On Tuesday, we asked our readers “How can Colorado schools become more equitable?”
The most common response: If you want equitable results give schools equitable funding.
Before we see what our readers had to say, I asked our capitol editor and school funding expert to explain how schools here are funded. Here’s what he had to say:
Colorado schools are funded through a complicated formula that weights cost of living for district staff, district size, percentage of at-risk students and other factors to determine different per-pupil funding amounts for each district. Some critics feel the current system doesn’t adequately pay the true costs of educating at-risk and minority students or English language leaders, especially in districts where such students are concentrated.
And some observers feel funding is further distorted because some districts — often larger, wealthier ones — have additional revenues from extra property taxes approved by local voters, in addition to money provided by the state formula. Some poorer, smaller districts haven’t been able to raise such revenues.

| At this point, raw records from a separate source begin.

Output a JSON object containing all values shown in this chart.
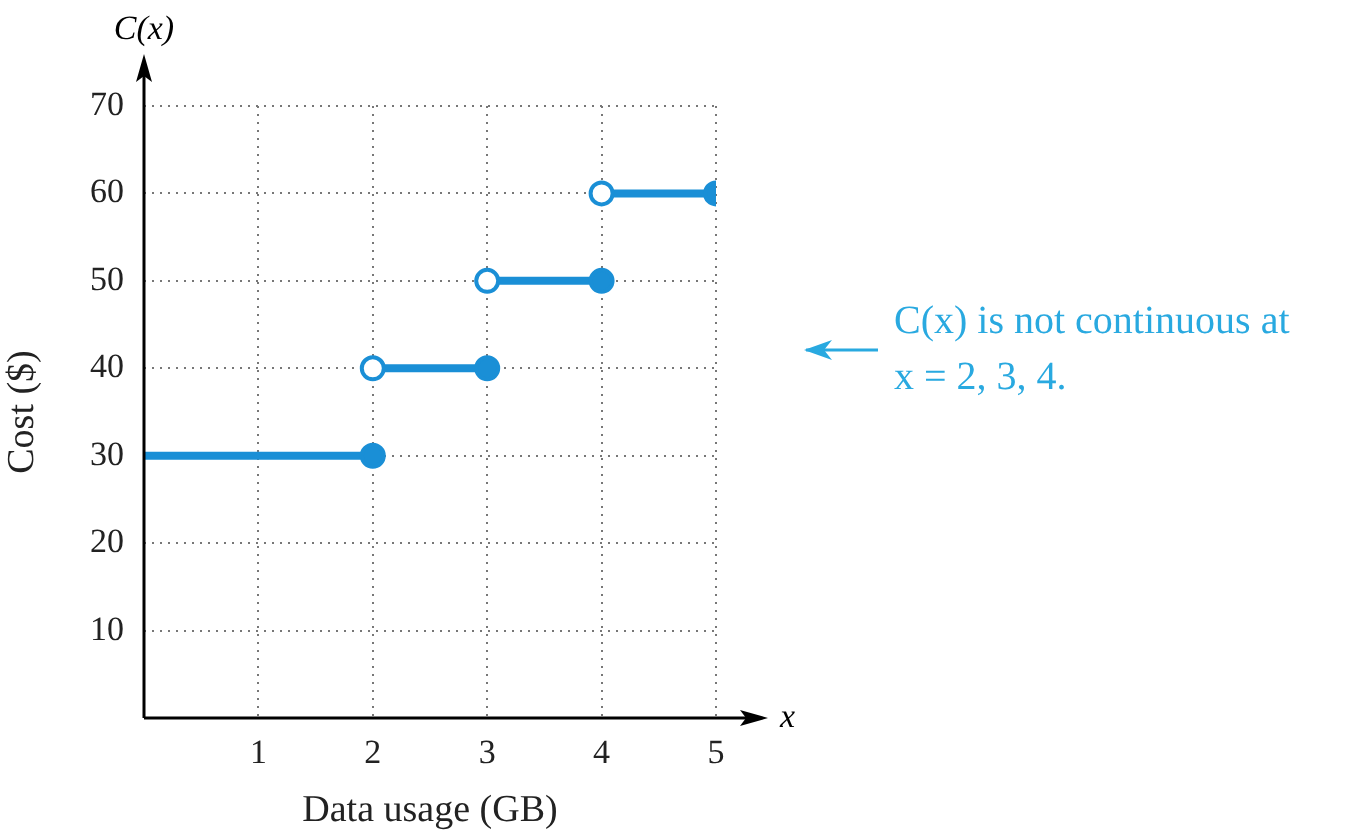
{
  "chart_data": {
    "type": "line",
    "xlabel": "Data usage (GB)",
    "ylabel": "Cost ($)",
    "annotations": [
      "C(x)",
      "x",
      "C(x) is not continuous at x = 2, 3, 4."
    ],
    "xlim": [
      0,
      5
    ],
    "xticks": [
      1,
      2,
      3,
      4,
      5
    ],
    "ylim": [
      0,
      70
    ],
    "yticks": [
      10,
      20,
      30,
      40,
      50,
      60,
      70
    ],
    "grid": true,
    "legend": false,
    "series": [
      {
        "type": "line",
        "x": [
          0,
          2
        ],
        "values": [
          30,
          30
        ],
        "color": "#1a8fd6",
        "marker": "none"
      },
      {
        "type": "line",
        "x": [
          2,
          3
        ],
        "values": [
          40,
          40
        ],
        "color": "#1a8fd6",
        "marker": "none"
      },
      {
        "type": "line",
        "x": [
          3,
          4
        ],
        "values": [
          50,
          50
        ],
        "color": "#1a8fd6",
        "marker": "none"
      },
      {
        "type": "line",
        "x": [
          4,
          5
        ],
        "values": [
          60,
          60
        ],
        "color": "#1a8fd6",
        "marker": "none"
      },
      {
        "type": "scatter",
        "x": [
          2,
          3,
          4,
          5
        ],
        "values": [
          30,
          40,
          50,
          60
        ],
        "color": "#1a8fd6",
        "marker": "circle"
      },
      {
        "type": "scatter",
        "x": [
          2,
          3,
          4
        ],
        "values": [
          40,
          50,
          60
        ],
        "color": "#ffffff",
        "marker": "circle"
      }
    ]
  }
}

That maybe why Mark Sass, a teacher and occasional First Person contributor put it plainly in our comment section:
Allocate funds based on academic need versus the current per pupil allocation.
Former State Board of Education member Ed Lyell went a little more in-depth:
Declare the total state one valuation district. Eliminate the school district boundaries in terms of property values, mill levies, and funding. This would cause Aspen to help fund Antonito, etc.
It is archaic to even have local districts in terms of funding since the state is the primary source of funding of all schools. Up to the 1970’s local property tax paid over 60% of school funding. Now local property tax is less than 40%, and near 0 in some areas.